One step closer to targeted cancer suppression

Scientists from Michigan have found the molecular binding site that will enable targeted drug development towards stabilising a key braking mechanism in multiple types of cancer. Rather than seeking to attack the protein kinases that switch on and speed up cancerous growth, this research looks at molecular compounds that effectively switch growth off by repairing the molecular brakes.

Scientists already knew that protein PP2A could kill cancer cells and shrink tumours in cell lines and animal models and that certain molecules could increase this tumour suppressing activity. Despite this, it would take huge amounts of trial and error to optimise drug properties without this new information on the location where this molecular interaction can take place.

"We used cryo-electron microscopy to obtain three-dimensional images of our tool-molecule, DT-061, bound to PP2A," says study co-senior author Derek Taylor, Ph.D., an associate professor of pharmacology and biochemistry at Case Western Reserve University and member of the Case Comprehensive Cancer Centre.

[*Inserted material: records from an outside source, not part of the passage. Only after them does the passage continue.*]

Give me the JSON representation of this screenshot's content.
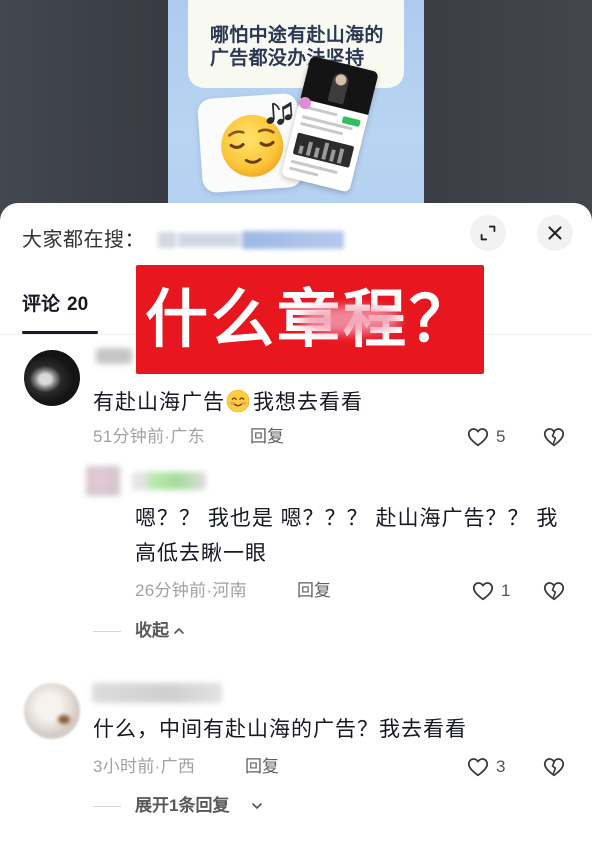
{
  "colors": {
    "accent_red": "#e8161f",
    "card_blue": "#b7d2f0",
    "meta_gray": "#a2a2a2",
    "text_dark": "#161823"
  },
  "video": {
    "card_text_lines": [
      "哪怕中途有赴山海的",
      "广告都没办法坚持"
    ],
    "emoji_icon": "relieved-face-with-music-notes-icon"
  },
  "search_bar": {
    "prefix": "大家都在搜："
  },
  "header_icons": {
    "expand": "expand-icon",
    "close": "close-icon"
  },
  "tab": {
    "label": "评论",
    "count": "20"
  },
  "overlay_banner": {
    "text": "什么章程？"
  },
  "comments": [
    {
      "text_before": "有赴山海广告",
      "emoji": "smiling-face-emoji-icon",
      "text_after": "我想去看看",
      "time_location": "51分钟前·广东",
      "reply_label": "回复",
      "likes": "5",
      "replies": [
        {
          "text_lines": [
            "嗯？？ 我也是 嗯？？？ 赴山海广告？？ 我",
            "高低去瞅一眼"
          ],
          "time_location": "26分钟前·河南",
          "reply_label": "回复",
          "likes": "1"
        }
      ],
      "collapse_label": "收起"
    },
    {
      "text": "什么，中间有赴山海的广告？我去看看",
      "time_location": "3小时前·广西",
      "reply_label": "回复",
      "likes": "3",
      "expand_label": "展开1条回复"
    }
  ]
}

"This allowed us to see for the first time precisely how different parts of the protein were brought together and stabilized by the compound. We can now use that information to start developing compounds that could achieve the desired profile, specificity and potency to potentially translate to the clinic."

The researchers propose calling these small molecule activators of the PP2A protein SMAPs.

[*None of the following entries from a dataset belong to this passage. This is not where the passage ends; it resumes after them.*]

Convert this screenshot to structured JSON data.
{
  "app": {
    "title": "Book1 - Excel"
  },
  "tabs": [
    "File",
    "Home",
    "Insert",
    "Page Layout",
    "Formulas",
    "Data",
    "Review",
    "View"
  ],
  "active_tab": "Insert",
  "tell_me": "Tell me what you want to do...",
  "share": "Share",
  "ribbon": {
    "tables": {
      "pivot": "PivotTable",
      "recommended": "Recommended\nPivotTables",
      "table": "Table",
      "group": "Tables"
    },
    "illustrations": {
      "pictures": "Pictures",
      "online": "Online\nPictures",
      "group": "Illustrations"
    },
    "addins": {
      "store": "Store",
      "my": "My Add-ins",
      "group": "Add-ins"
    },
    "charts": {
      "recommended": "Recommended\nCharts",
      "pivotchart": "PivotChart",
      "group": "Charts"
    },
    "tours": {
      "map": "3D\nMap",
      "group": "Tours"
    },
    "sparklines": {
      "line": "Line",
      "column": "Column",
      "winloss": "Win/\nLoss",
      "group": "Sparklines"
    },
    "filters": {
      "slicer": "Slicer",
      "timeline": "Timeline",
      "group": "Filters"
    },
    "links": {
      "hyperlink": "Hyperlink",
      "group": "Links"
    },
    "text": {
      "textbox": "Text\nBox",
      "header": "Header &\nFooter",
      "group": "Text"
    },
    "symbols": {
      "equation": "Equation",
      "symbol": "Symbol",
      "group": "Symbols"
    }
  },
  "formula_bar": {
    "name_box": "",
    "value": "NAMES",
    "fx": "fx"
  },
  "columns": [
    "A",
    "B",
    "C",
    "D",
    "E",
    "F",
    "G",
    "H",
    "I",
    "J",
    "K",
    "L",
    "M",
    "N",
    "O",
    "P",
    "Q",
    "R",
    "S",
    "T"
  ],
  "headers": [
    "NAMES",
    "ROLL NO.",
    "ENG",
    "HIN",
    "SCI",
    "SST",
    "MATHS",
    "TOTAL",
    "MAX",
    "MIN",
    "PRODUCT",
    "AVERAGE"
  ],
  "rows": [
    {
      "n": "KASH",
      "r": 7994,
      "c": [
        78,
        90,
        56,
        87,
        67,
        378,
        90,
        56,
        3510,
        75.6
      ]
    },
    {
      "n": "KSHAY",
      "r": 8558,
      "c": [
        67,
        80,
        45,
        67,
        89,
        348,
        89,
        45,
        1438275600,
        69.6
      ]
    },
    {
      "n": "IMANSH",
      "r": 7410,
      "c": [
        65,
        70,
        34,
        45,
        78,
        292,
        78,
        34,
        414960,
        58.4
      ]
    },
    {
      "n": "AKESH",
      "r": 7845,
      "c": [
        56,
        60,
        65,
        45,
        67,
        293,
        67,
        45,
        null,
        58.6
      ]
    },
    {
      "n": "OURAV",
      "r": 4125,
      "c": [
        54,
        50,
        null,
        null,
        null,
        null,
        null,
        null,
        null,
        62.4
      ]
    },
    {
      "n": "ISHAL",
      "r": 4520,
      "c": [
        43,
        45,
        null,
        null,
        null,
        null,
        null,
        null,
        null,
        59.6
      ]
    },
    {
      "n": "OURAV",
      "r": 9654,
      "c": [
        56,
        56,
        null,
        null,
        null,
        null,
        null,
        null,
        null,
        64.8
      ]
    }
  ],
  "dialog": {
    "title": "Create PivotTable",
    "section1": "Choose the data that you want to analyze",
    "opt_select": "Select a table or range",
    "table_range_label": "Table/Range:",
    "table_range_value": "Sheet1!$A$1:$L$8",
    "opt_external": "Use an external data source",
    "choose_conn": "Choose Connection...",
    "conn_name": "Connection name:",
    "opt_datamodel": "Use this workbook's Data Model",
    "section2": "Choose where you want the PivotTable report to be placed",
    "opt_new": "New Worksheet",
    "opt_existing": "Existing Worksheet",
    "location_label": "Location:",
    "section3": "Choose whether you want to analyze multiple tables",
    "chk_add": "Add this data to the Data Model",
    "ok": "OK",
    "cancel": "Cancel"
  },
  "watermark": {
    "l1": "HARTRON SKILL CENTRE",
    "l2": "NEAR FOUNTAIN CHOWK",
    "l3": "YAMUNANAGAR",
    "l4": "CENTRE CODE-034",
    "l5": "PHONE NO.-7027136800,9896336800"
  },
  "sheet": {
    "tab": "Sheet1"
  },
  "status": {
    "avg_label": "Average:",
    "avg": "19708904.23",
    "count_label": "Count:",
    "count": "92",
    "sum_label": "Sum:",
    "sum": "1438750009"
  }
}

Along with cancer, PP2A is also dysregulated in a several other diseases including cardiovascular and neurodegenerative diseases. The researchers are optimistic the findings could also open opportunities to develop new medicines against diseases like heart failure and Alzheimer's as well.

There has been a lot of activity and excitement in recent years around the development of kinase inhibitors; small molecule compounds that go after the protein kinases whose dysfunction is involved in the explosive growth and proliferation of cancer cells. That is, turning off cancer's "on switch," Leonard explains.

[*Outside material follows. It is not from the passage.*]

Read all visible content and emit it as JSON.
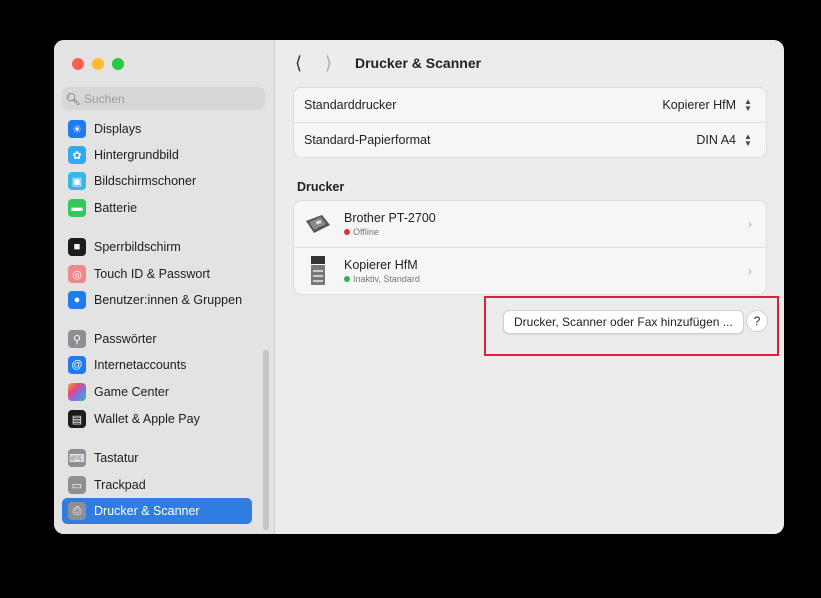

The new research attacks cancer from the opposite side of the equation, turning on cancer's "off switch" by stabilising protein phosphatases whose malfunction removes a key brake on cancer growth.

In the paper, the researchers speculate how a combination of both approaches simultaneously might offer an even more powerful one-two punch -- potentially helping to overcome cancer's ability to evolve to thwart a singular approach.

"The binding pocket we identified provides a launch pad for optimizing the next generation of SMAPs toward use in the clinic -- in cancer, and potentially other diseases," Huang adds.

The team’s research was funded by grants from the National Institutes of Health and an American Heart Association Postdoctoral Fellowship and published in Cell, a leading life sciences journal, under the title 'Selective PP2A Enhancement Through Biased Heterotrimer Stabilization'.